Edinburgh Fringe 2016
Diary of a Madman
Gate Theatre, Notting Hill
Genre: Drama
Venue: Traverse
Festival: Edinburgh Fringe
Low Down
Al Smith’s play is drama at its humanity exploring best. Based on Gogol, it sees outside forces challenge Pop Sheeran’s job, status and sense of self; his family unit is shaken as desire, impatience and madness threaten to take them away from one another. The principle catalyst for unravelling is the arrival of Matthew White, an Englishman with a knighted father whose very presence provides Pop with a comparison against which he finds himself lacking.
Review
This is a searingly honest, humorous and engaging play and I was completely engrossed. The acting is transporting; I felt so much for Pop’s family, for Pop himself and for Matthew, as madness began to take hold. The script is packed with pain, puns and punchlines, enabling each actor to successfully endear you to their character’s plight. Liam Brennan’s Pop really clearly showed this female, English, middle class reviewer what it might be like to lose grip on that which makes you man, Scottish, breadwinner and father. It’s heart-breaking not least because we know from the start that it will happen, although we don’t know how those around him will behave. Mel (Lois Chimimba) is a brilliantly insensitive pain in the arse, coupling well-meaning interference with inconsiderate gossip. She is the perfect teenager, to whom I gave a silent cheer when she rose to the occasion and went to buy the round at the appropriate moment. Sophie (Louise McMenemy) held a mirror up to my teenage arguments with my father, but with the frightening addition of having to deal with “a time bomb inside my [her] head”. Her struggle to assert herself and decide her own fate when she feels all the decisions have always been made for her, is beautifully realised.

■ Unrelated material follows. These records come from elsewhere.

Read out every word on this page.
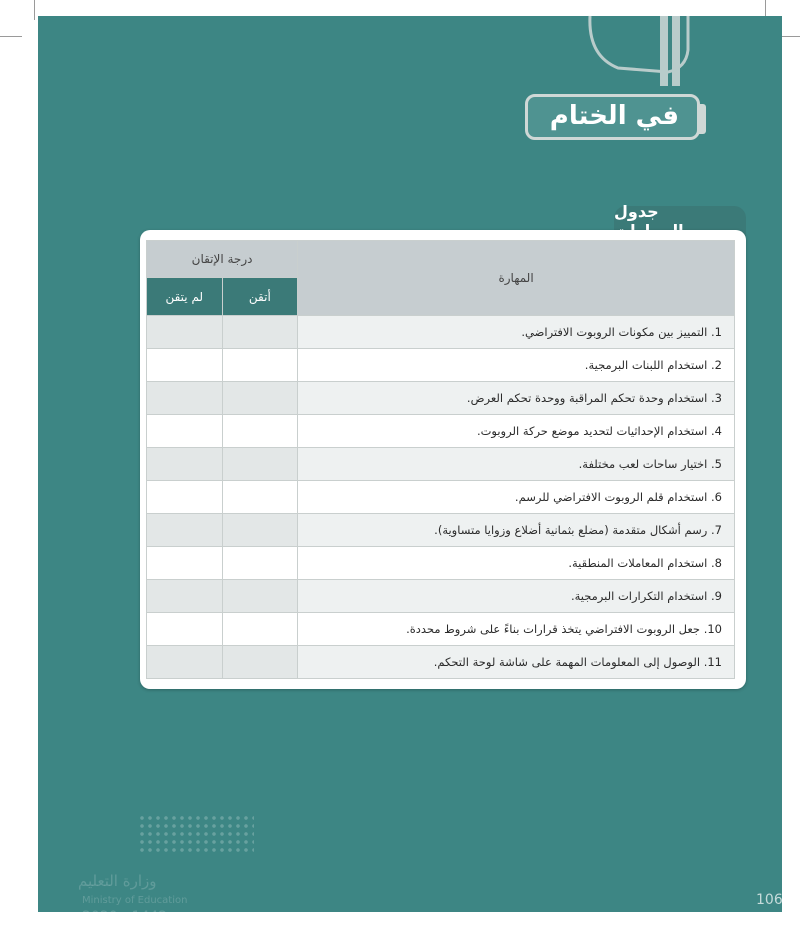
في الختام
جدول
المهارة	درجة الإتقان	
	أتقن	لم يتقن
1. التمييز بين مكونات الروبوت الافتراضي.		
2. استخدام اللبنات البرمجية.		
3. استخدام وحدة تحكم المراقبة ووحدة تحكم العرض.		
4. استخدام الإحداثيات لتحديد موضع حركة الروبوت.		
5. اختيار ساحات لعب مختلفة.		
6. استخدام قلم الروبوت الافتراضي للرسم.		
7. رسم أشكال متقدمة (مضلع بثمانية أضلاع وزوايا متساوية).		
8. استخدام المعاملات المنطقية.		
9. استخدام التكرارات البرمجية.		
10. جعل الروبوت الافتراضي يتخذ قرارات بناءً على شروط محددة.		
11. الوصول إلى المعلومات المهمة على شاشة لوحة التحكم.		
وزارة التعليم
Ministry of Education
2020 - 1442
106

Two scenes between Guy Clark (Matthew) and Brennan stand out. Over beer, Pop brings up sex in a way you’d never want to hear of it from your host/lover’s dad (I mean, is there a way you would like to hear of it?). Sophie later describes the exchange as “awkward” – the overt honesty with which Pop tramples over Matthew makes this an understatement. Their subsequent confrontation is electric and sees neither triumphing, neither getting what he wants, both restricted by social and emotional confines. It sparks sympathy as well as distinct, uncomfortable recognition from the audience.
Christopher Haydon’s direction uses the thrust stage to ensnare the audience in the tense, inhibiting circumstance of the piece. The fourth wall is broken infrequently but effectively: actors enter and exit with energy, characters are placed in the auditorium, and Greyfriars Bobby wanders freely among us. Most of the best pieces I’ve recently seen reduce the stage to chaotic mess by curtain down, favouring freedom of movement and expression over a stage manager’s easy life, and this is no exception.
If you can get your hands on a ticket then go. Each characters’ struggle to break free of what confines them – love, duty, or lack of knowledge, grades, power or privilege – is beautifully shared, felt and enjoyed in this intimate space. It’s a drama as complicated, simple, funny and sad as the humans it portrays.